I work in a very busy OB/GYN office. All day long, I deal with pregnant women and new mothers. The office has a highly international clientele. This is not the first position I have held in which I deal with people of different races, cultures, and backgrounds. This one is special, however, because it brings me in contact with children and babies of all races, cultures, and backgrounds. Children have a special place in my heart. I have always been good with them and have always enjoyed making them smile.
As I greeted a patient and her family one day, I played peek a boo with her five year old daughter. I asked if she was going to be a big sister as her mother was there for an OB appointment. The patient and her family were Indian. After I checked her in and they stepped away from my window, an unsettling thought crossed my mind.
What if this patient and her family believe that my politeness, friendliness, and concern for their well being are solely part of the role I play in my position in the office? What if the thought crosses their minds that I might consider them terrorists? What if they look at me, a white southern woman, and wonder if I would shoot them or their children if it were dark and they were approaching me?
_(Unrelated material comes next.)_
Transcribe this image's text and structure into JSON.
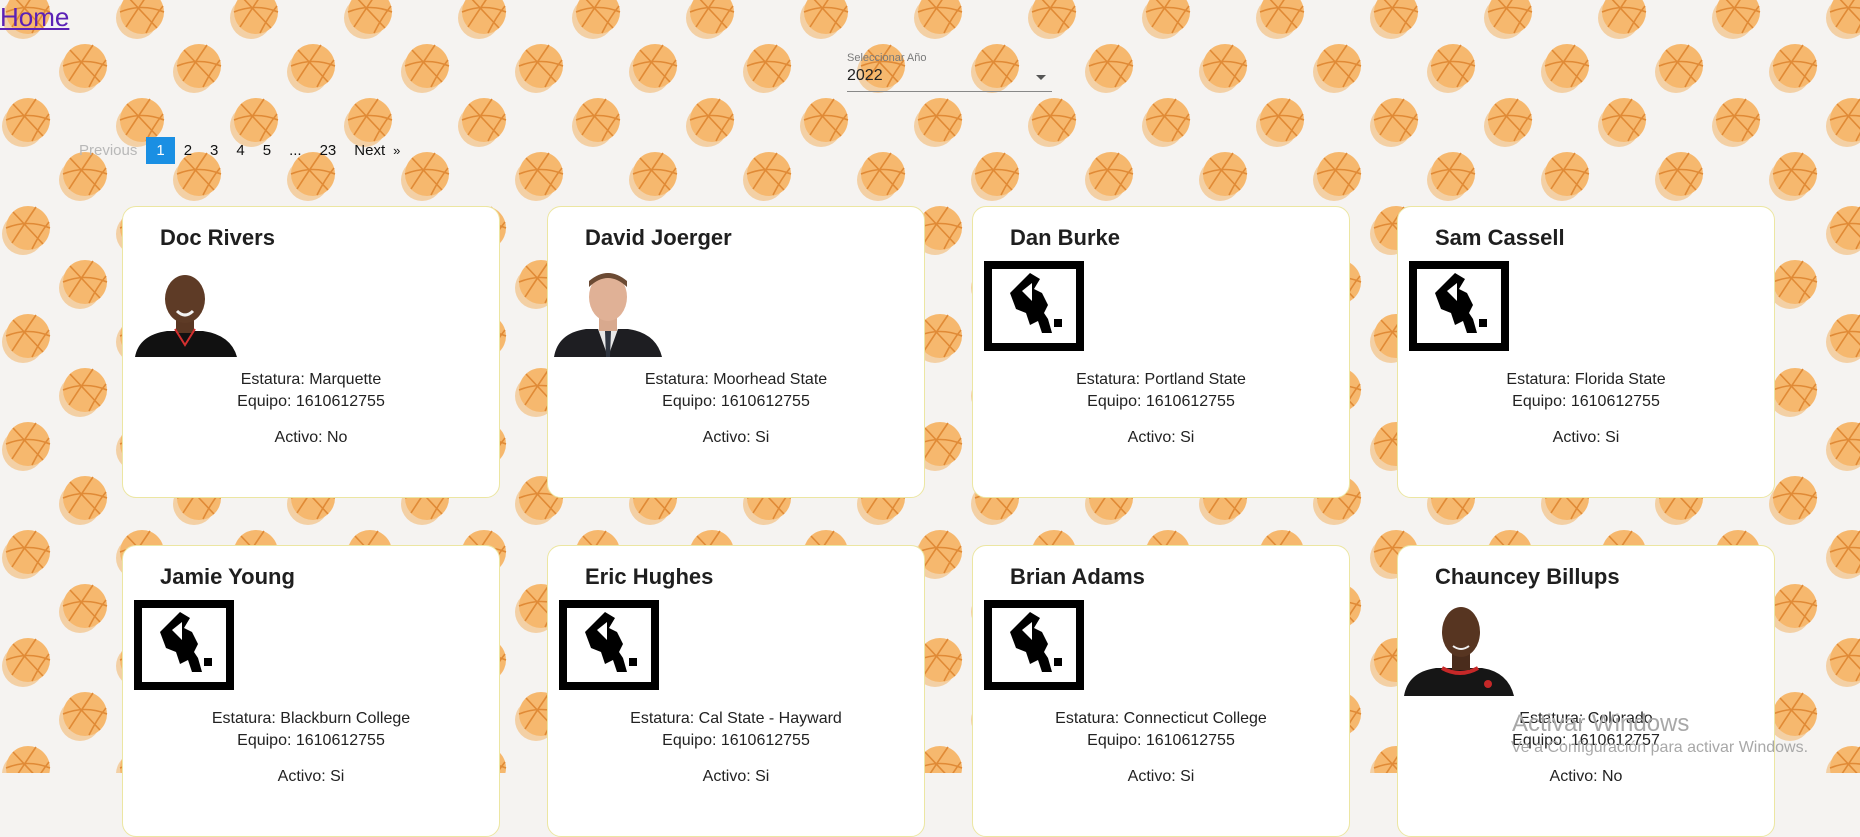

I have children. Daughters. There have been times in their lives that I have worried that someone may hurt them. I have thought about rape, domestic violence, kidnapping, sex trafficking. I have worried about them dating the wrong guy or getting too drunk at a party.
I have never, however, worried about them being killed solely because of what they looked like. Never.
The idea that there are parents out there who have to worry about that every time their child walks out the door makes my heart hurt. It also makes my heart hurt to see these beautiful children and babies that move in and out of my daily life and think about how there are people in this world that see them as the enemy, evil, abomination, unloveable, inhuman.
Recently a friend of mine posted a link to an article about Syrian refugees. Before I even clicked on the article link, I saw a comment entered right beneath it by someone my friend knew. The comment declared that we couldn’t trust these refugees because they could possibly be terrorists. That they had no love for their own children and that they were monsters who would use their own children as targets, bait, bomb fodder.
I thought about that comment for days. As I watched these families coming in…watching fathers of all races, cultures, and backgrounds hold their toddlers, kissing small hands, quieting tears…watching mothers of all races, cultures, and backgrounds cradle their babies, whispering sweet words into small ears, calming anxious children. I have seen newborns of all races, cultures, and backgrounds, and the beaming smiles, bright teary eyes, and proud pictures of mothers, fathers, grandparents, aunts, uncles.
I want to tell them all, every single one of them, that my concern for their well being, my concern for their children, is not an act. It is not the mask I wear in my role at work. It is my true nature and my heart. I want to tell them, every single one of them, that I value the lives of their children and that I would protect them if ever the need arose. I want to tell them, every single one of them, that I am not the face of closet racism, smiling at their faces, all sugar and sweet, only to disparage them behind closed doors. I want to tell them, every single one of them, that I love their children despite the fact that they are truly unknown to me. I want to tell them, every single one of them, that their children are safe with me.
I have never worried about my daughters being killed solely because of what they looked like. Never.
I want you to know, though, that I worry about yours every day.